CAGED by Amber Lynn Natusch

CAGED by Amber Lynn Natusch

Author:Amber Lynn Natusch [Natusch, Amber Lynn]
Language: eng
Format: epub, mobi
Tags: Fantasy
ISBN: 9780984946402
Publisher: Amber Lynn Natusch
Published: 2011-12-15T08:00:00+00:00


21

My eyes burned fiercely, yet no tears quenched them. I was beyond crying, falling straight into a sadness so penetrating that it numbed me. I remained where I lay contemplating what had just occurred. The loss of a relationship, however strange it might have been, was gut wrenching. I’d had so few in my life that I wasn’t in a position to squander them.

I was homeschooled and did virtually nothing outside of that. My parents chaperoned everything I did and never really encouraged me to make friends. I would say that I’d always had acquaintances, but never really anyone who was closer than that. I never had sleepovers, went to the movies, stayed up all night on the phone talking about boys, or dated.
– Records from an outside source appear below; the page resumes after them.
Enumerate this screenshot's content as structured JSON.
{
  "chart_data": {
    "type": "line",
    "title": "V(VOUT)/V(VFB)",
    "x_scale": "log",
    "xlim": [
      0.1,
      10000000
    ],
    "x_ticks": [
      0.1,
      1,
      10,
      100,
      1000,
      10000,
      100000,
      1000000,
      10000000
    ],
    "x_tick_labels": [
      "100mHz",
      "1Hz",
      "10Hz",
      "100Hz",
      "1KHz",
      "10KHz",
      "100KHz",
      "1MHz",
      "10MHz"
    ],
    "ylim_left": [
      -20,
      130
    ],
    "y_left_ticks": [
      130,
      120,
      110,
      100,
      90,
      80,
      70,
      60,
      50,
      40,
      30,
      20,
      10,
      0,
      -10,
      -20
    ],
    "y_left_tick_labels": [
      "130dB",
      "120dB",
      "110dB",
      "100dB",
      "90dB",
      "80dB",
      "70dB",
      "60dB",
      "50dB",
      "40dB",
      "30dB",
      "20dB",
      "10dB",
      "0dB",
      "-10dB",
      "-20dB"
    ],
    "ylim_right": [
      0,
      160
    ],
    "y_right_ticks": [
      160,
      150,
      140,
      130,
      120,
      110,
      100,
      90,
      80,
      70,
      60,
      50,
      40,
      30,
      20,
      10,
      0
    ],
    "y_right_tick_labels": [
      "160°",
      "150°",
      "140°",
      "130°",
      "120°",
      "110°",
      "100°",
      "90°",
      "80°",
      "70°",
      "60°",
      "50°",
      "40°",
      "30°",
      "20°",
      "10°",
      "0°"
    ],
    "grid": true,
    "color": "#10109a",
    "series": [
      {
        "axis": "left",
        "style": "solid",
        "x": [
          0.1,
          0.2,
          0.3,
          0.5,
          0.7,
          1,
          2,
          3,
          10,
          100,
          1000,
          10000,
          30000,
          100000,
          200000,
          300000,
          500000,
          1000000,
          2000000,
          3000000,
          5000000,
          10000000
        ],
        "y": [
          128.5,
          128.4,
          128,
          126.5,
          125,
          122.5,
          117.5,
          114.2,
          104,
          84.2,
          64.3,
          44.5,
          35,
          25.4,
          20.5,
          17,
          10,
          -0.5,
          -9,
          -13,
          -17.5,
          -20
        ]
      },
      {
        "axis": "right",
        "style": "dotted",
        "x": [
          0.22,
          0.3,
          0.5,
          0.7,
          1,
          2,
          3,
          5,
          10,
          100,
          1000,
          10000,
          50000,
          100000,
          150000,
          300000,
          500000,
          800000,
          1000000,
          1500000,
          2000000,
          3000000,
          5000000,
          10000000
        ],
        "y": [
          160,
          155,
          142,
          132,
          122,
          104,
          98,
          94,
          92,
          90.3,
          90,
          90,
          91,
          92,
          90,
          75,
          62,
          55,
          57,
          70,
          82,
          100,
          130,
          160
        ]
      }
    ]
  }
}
I lived with my parents while I was an undergrad at Dartmouth College. Aside from classroom interaction, I really didn’t know anyone on campus or do any of the typical “college” things like get knock-down drunk only to do the walk of shame the next morning, eat pizza at four a.m. because you could, or saran wrap someone’s toilet. It was always strange to me because of their willingness to take me all over the world so that I could “see” everything, but at the same time wouldn’t let me live a normal life while at home. I missed out on the things that helped a person to shape their sense of self and their place in the world. No amount of shopping in Paris could make up for that.

Dating was never a problem. My parents wouldn’t allow it when I was in my teens, and quite frankly, it was a non-issue. There weren’t exactly throngs of teenage boys hanging around my house waiting to ask me out. I didn’t have much interest in the opposite sex until college. However, when I was there it didn’t seem like too many people were jumping at the chance to date the blind girl. It was hard to know how to fit in when so much about social interaction was based on the visual realm: how you dress, what you looked like, your hair, your makeup, your affectations, and your expressions all silently spoke volumes about you. I had never known what my style was, though my mother would allegedly take me to all the right stores and have the cutest girl there dress me. I never knew what I looked like, though my parents would constantly assure me that I looked fine. They weren’t especially helpful.

The first and only time I really took a shot at dating was during my sophomore year when I met a guy in my organic chemistry class. I was sitting in the back, trying desperately to make sense of the Fisher projections the professor was going on about, when the boy next to me leaned into my ear and said “Are you following this shit, because I’m starting to think that I need to change my major”. I giggled but didn’t reply, assuming it was rhetorical.